Début décembre 2022, Joy Spence et Luca Gargano dévoilaient les 2 nouveaux millésimes bruts de fûts 100% pot still de la plus ancienne distillerie jamaïcaine. Et on n’imaginait pas meilleure nouvelle sous le soleil de Jamaïque. Sauf que si : les voici à présents disponibles sur le marché. A vos marques, prêts…
Soudain un sourire lumineux fend son visage, et jamais prénom ne fut aussi bien porté. Joy Spence, master blender des rhums Appleton, s’apprête à dévoiler les deux nouveaux bottlings de la Hearts Collection initiée en 2020 en collaboration avec Velier. Un Evénement, e majuscule s’il vous plaît. La grappe de journalistes s’installe dans la salle de dégustation à son nom, au terme d’un parcours de visite historico-technique qui porte également son nom, la Joy Spence Appleton Estate Rum Experience.
Car la septuagénaire est une star. Entrée comme chimiste chez Wray & Nephew (la maison mère d’Appleton, aujourd’hui dans le giron de Campari) il y a plus de quarante ans, elle fut la première femme master blender nommée dans l’industrie du rhum, en 1997. Une prouesse, dans un univers où les chromosomes XX se comptaient jusqu’à il y a peu sur les doigts d’une moufle, et au sein d’une société jamaïcaine restée terriblement machiste à bien des égards.
« Cela faisait très longtemps que je voulais créer un rhum Appleton 100% pot still », souffle-t-elle à voix basse. Car la vieille distillerie jamaïcaine assemble pour composer sa gamme des jus distillés en colonne à d’autres concentrés en alambics, des pot stills de cuivre à double retort qui crachent en une passe une gnôle à 85% environ.
Finalement, le coup de pousse de Luca Gargano – lui parle de coup de foudre amical –, va déclencher l’aventure dont Joy Spence rêvait : des Appleton sauvages et rugissants, des Appleton bruts de fût purs pot still. Si Velier embouteille la Hearts Collection, dans ses célèbres bouteilles noires qui affolent les maisons d’enchères et transforment les collectionneurs en zombies mous du bulbe, les flacons sont bel et bien des versions officielles.

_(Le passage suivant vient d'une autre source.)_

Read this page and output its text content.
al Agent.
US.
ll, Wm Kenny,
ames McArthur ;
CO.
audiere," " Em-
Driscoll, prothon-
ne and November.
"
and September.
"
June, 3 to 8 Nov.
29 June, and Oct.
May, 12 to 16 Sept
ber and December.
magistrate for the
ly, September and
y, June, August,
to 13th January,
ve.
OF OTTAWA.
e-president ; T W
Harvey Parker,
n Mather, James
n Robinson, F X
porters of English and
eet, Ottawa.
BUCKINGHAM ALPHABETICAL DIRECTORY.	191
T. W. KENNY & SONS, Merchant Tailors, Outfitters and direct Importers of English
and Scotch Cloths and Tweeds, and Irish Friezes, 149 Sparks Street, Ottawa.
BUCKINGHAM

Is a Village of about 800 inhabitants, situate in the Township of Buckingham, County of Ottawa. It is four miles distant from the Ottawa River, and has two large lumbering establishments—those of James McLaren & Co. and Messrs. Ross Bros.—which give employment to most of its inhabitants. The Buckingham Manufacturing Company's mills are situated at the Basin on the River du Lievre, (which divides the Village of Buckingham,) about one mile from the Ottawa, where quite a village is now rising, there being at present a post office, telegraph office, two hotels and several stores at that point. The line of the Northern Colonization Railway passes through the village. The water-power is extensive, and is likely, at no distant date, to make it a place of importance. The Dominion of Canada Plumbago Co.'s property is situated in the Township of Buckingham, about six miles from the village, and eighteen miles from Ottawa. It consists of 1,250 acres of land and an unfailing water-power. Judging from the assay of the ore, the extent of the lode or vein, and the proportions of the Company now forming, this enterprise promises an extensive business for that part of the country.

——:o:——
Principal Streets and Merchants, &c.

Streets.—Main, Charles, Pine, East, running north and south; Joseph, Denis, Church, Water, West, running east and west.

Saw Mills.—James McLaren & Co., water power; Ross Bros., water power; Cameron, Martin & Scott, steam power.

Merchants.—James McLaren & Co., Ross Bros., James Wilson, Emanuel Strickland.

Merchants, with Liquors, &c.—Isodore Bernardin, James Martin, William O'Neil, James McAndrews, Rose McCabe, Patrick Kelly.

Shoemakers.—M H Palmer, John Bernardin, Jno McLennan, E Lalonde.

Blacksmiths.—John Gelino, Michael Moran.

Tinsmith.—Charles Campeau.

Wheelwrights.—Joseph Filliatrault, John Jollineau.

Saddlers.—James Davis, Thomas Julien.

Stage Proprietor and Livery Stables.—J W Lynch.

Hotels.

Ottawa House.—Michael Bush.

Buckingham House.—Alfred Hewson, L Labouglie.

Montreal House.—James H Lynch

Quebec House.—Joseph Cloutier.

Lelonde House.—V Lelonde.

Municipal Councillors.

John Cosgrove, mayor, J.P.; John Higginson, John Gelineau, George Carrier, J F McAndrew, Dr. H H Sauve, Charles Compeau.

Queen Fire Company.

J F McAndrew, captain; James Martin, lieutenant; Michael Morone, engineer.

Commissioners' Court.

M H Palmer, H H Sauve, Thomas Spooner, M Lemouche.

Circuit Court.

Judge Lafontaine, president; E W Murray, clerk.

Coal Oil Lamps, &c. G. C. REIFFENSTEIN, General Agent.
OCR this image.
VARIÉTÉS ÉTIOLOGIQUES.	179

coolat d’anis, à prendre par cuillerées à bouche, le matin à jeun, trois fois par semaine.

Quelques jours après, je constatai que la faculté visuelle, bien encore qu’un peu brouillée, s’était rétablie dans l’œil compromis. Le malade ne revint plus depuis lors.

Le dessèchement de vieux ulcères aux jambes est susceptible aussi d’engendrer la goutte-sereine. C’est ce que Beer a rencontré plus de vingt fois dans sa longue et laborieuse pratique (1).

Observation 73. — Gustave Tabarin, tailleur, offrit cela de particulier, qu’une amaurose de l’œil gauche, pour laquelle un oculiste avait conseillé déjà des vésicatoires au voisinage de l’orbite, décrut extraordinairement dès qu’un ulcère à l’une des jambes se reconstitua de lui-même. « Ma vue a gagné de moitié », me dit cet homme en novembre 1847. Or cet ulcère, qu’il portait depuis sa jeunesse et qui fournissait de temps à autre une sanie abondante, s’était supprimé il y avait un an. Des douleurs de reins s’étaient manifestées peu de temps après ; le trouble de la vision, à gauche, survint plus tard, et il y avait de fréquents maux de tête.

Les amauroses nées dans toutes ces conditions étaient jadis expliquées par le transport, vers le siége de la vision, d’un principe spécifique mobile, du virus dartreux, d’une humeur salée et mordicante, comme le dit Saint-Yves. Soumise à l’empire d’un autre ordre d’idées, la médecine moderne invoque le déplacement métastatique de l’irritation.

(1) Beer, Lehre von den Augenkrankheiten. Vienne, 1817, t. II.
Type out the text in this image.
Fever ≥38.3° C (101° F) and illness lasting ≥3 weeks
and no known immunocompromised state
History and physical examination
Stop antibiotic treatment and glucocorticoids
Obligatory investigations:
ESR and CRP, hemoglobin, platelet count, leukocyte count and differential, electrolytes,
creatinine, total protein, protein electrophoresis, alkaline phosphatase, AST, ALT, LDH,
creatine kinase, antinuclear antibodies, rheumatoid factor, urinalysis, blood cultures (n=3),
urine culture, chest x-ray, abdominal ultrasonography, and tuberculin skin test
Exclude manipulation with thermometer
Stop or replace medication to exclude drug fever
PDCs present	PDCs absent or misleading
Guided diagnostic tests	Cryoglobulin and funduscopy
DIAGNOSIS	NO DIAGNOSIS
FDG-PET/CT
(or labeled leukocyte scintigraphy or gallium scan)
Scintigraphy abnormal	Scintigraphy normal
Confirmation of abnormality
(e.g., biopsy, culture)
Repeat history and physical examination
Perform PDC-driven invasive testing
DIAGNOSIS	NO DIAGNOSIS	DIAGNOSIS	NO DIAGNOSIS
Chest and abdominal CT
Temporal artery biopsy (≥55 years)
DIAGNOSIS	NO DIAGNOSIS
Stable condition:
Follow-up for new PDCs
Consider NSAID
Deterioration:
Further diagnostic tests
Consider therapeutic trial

On déguste ? La 3e salve de la Hearts Collection se compose d’un binôme 1993 (13 fûts assemblés) et 2002 (20 fûts). Avec ses notes de fleur d’oranger, de café fraîchement torréfié, de mélasse onctueusement réglissée, de caramel fondant sur le chêne livré à pleine patate, le millésime 2002 s’acoquinera avec une bouchée de kiwi tout juste pelé, sur les conseils de Joy Spence. « L’apport de la distillation en pot still, ce sont ces notes d’orange qui signent tous les rhums Appleton »,révèle la master blender. Chaque assemblage en contient une proportion, plus ou moins grande selon les expressions.
Le millésime 1993, un superbe spécimen vieilli 29 ans, lâche les épices, la menthe et les zestes d’orange sur une structure boisée (of course), le caramel vanillé s’invitant en finale, encore, encore, encore – la finale. Une merveille à siroter en croquant un chocolat noir, insiste Joy, en pied de nez aux puristes qui voudront le déguster religieusement sec. Mais en 2020, en révélant les premiers bottlings Hearts Collection, ne conseillait-elle pas de servir le rare 1995 en Old Fashioned sucré à la mélasse ? Une tuerie, soit dit en passant, because, oui, forcément, j’ai essayé.